Dock workers began their planned two-week strike at Liverpool port on Monday, 19th September, while an eight-day at Felixstowe, the UK’s busiest port, will begin on the 27th September.
The port of Liverpool strike will continue to the 3rd October, while the Felixstowe strike will run until the 5th October, which means that strike action will overlap for seven days, increasing the potential for disruption, while putting more pressure on London Gateway and Southampton.
The Unite Union blamed the Felixstowe Dock and Railway Company for unilaterally ending pay talks, after refusing to improve its pay offer and imposing a pay deal of 7% on the workforce.
The 7% increase was already rejected in August, which resulted in an eight-day strike at Felixstowe between Monday 22nd August and Monday 29th August.
Unite members at Liverpool port rejected a pay increase of 8.3% and a one-off payment of £750, stating that the wage increase would be a pay cut in real terms, with the union seeking a deal iro 20%.
Peel Ports argued that the basic pay of their Liverpool employees has increased above inflation by 16-26% every year for over a decade.
The previous Felixstowe strike saw vessel calls drop from 29 to 5, with many carriers calling at alternative ports or just delaying calls to avoid disruption.

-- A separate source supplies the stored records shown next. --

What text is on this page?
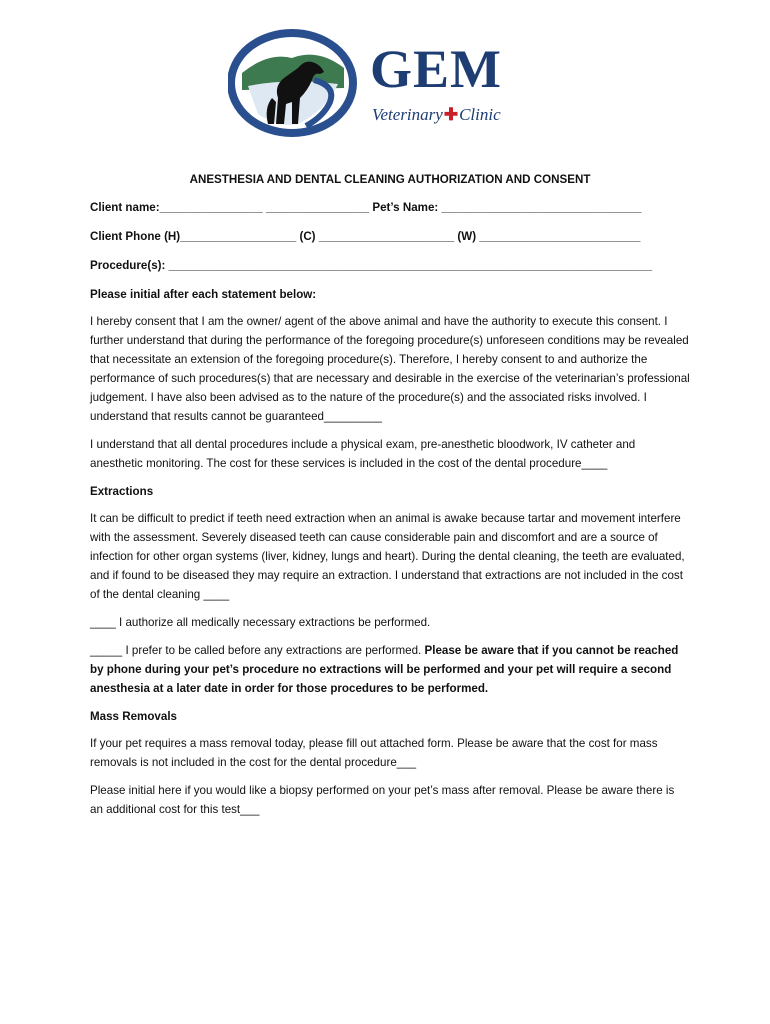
GEM
Veterinary✚Clinic
ANESTHESIA AND DENTAL CLEANING AUTHORIZATION AND CONSENT
Client name:________________ ________________ Pet’s Name: _______________________________
Client Phone (H)__________________ (C) _____________________ (W) _________________________
Procedure(s): ___________________________________________________________________________
Please initial after each statement below:

I hereby consent that I am the owner/ agent of the above animal and have the authority to execute this consent. I further understand that during the performance of the foregoing procedure(s) unforeseen conditions may be revealed that necessitate an extension of the foregoing procedure(s). Therefore, I hereby consent to and authorize the performance of such procedures(s) that are necessary and desirable in the exercise of the veterinarian’s professional judgement. I have also been advised as to the nature of the procedure(s) and the associated risks involved. I understand that results cannot be guaranteed_________

I understand that all dental procedures include a physical exam, pre-anesthetic bloodwork, IV catheter and anesthetic monitoring. The cost for these services is included in the cost of the dental procedure____

Extractions

It can be difficult to predict if teeth need extraction when an animal is awake because tartar and movement interfere with the assessment. Severely diseased teeth can cause considerable pain and discomfort and are a source of infection for other organ systems (liver, kidney, lungs and heart). During the dental cleaning, the teeth are evaluated, and if found to be diseased they may require an extraction. I understand that extractions are not included in the cost of the dental cleaning ____

____ I authorize all medically necessary extractions be performed.

_____ I prefer to be called before any extractions are performed. Please be aware that if you cannot be reached by phone during your pet’s procedure no extractions will be performed and your pet will require a second anesthesia at a later date in order for those procedures to be performed.

Mass Removals

If your pet requires a mass removal today, please fill out attached form. Please be aware that the cost for mass removals is not included in the cost for the dental procedure___

Please initial here if you would like a biopsy performed on your pet’s mass after removal. Please be aware there is an additional cost for this test___
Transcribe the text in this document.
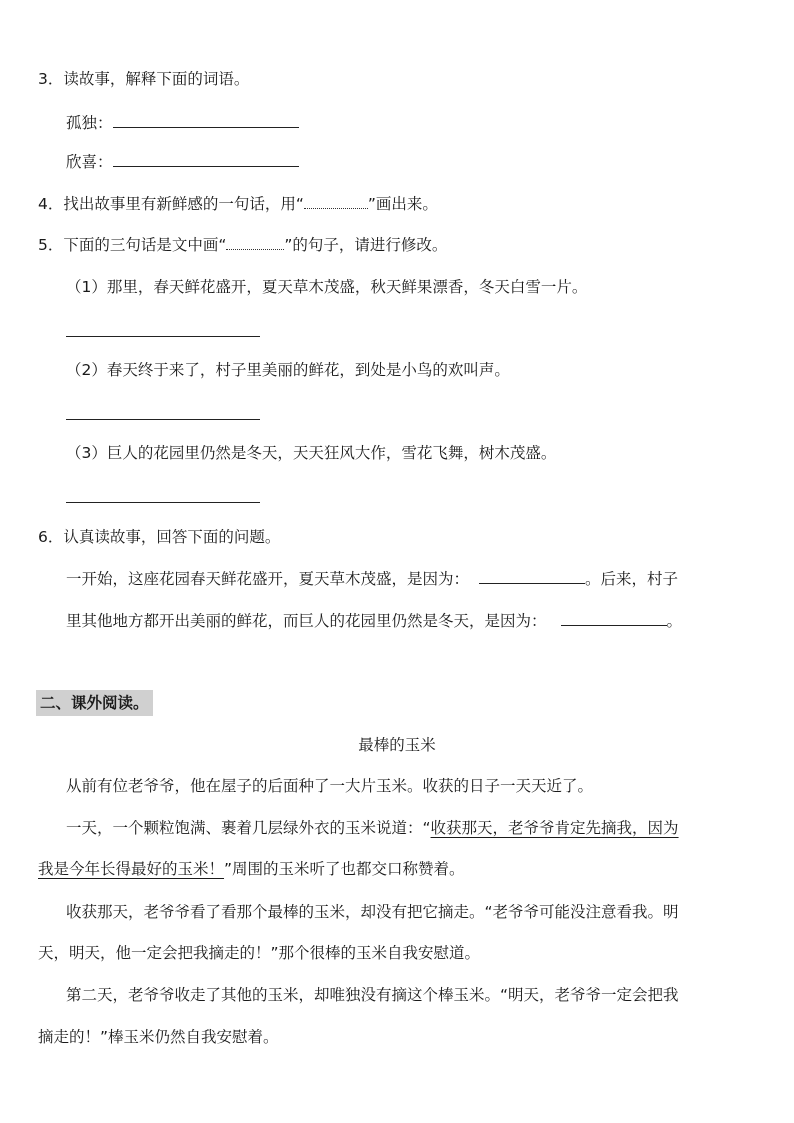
3．读故事，解释下面的词语。
孤独：
欣喜：
4．找出故事里有新鲜感的一句话，用“	”画出来。
5．下面的三句话是文中画“	”的句子，请进行修改。
（1）那里，春天鲜花盛开，夏天草木茂盛，秋天鲜果漂香，冬天白雪一片。
（2）春天终于来了，村子里美丽的鲜花，到处是小鸟的欢叫声。
（3）巨人的花园里仍然是冬天，天天狂风大作，雪花飞舞，树木茂盛。
6．认真读故事，回答下面的问题。
一开始，这座花园春天鲜花盛开，夏天草木茂盛，是因为：	。后来，村子
里其他地方都开出美丽的鲜花，而巨人的花园里仍然是冬天，是因为：	。
二、课外阅读。
最棒的玉米
从前有位老爷爷，他在屋子的后面种了一大片玉米。收获的日子一天天近了。
一天，一个颗粒饱满、裹着几层绿外衣的玉米说道：“收获那天，老爷爷肯定先摘我，因为
我是今年长得最好的玉米！”周围的玉米听了也都交口称赞着。
收获那天，老爷爷看了看那个最棒的玉米，却没有把它摘走。“老爷爷可能没注意看我。明
天，明天，他一定会把我摘走的！”那个很棒的玉米自我安慰道。
第二天，老爷爷收走了其他的玉米，却唯独没有摘这个棒玉米。“明天，老爷爷一定会把我
摘走的！”棒玉米仍然自我安慰着。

The first Felixstowe strike happened before peak shipping really got underway, but these walkouts in Suffolk and Liverpool coincide with the beginning of the peak arrivals, in late September and early October.
As with earlier disputes, we will be focused on clearing cargo from terminals ahead of strike dates. We will make use of London Gateway and Southampton when appropriate and consider alternatives like Rotterdam or Hamburg, should the situation warrant.
We are in continuous contact with all our shipping line partners to assess their contingency plans and mitigate the impact of these strikes.
We will continue to monitor and manage the emerging situation and will keep you updated should there be any significant developments.
As with previous industrial action, we are well prepared, with contingency plans in place to protect supply chains and work around points of disruption.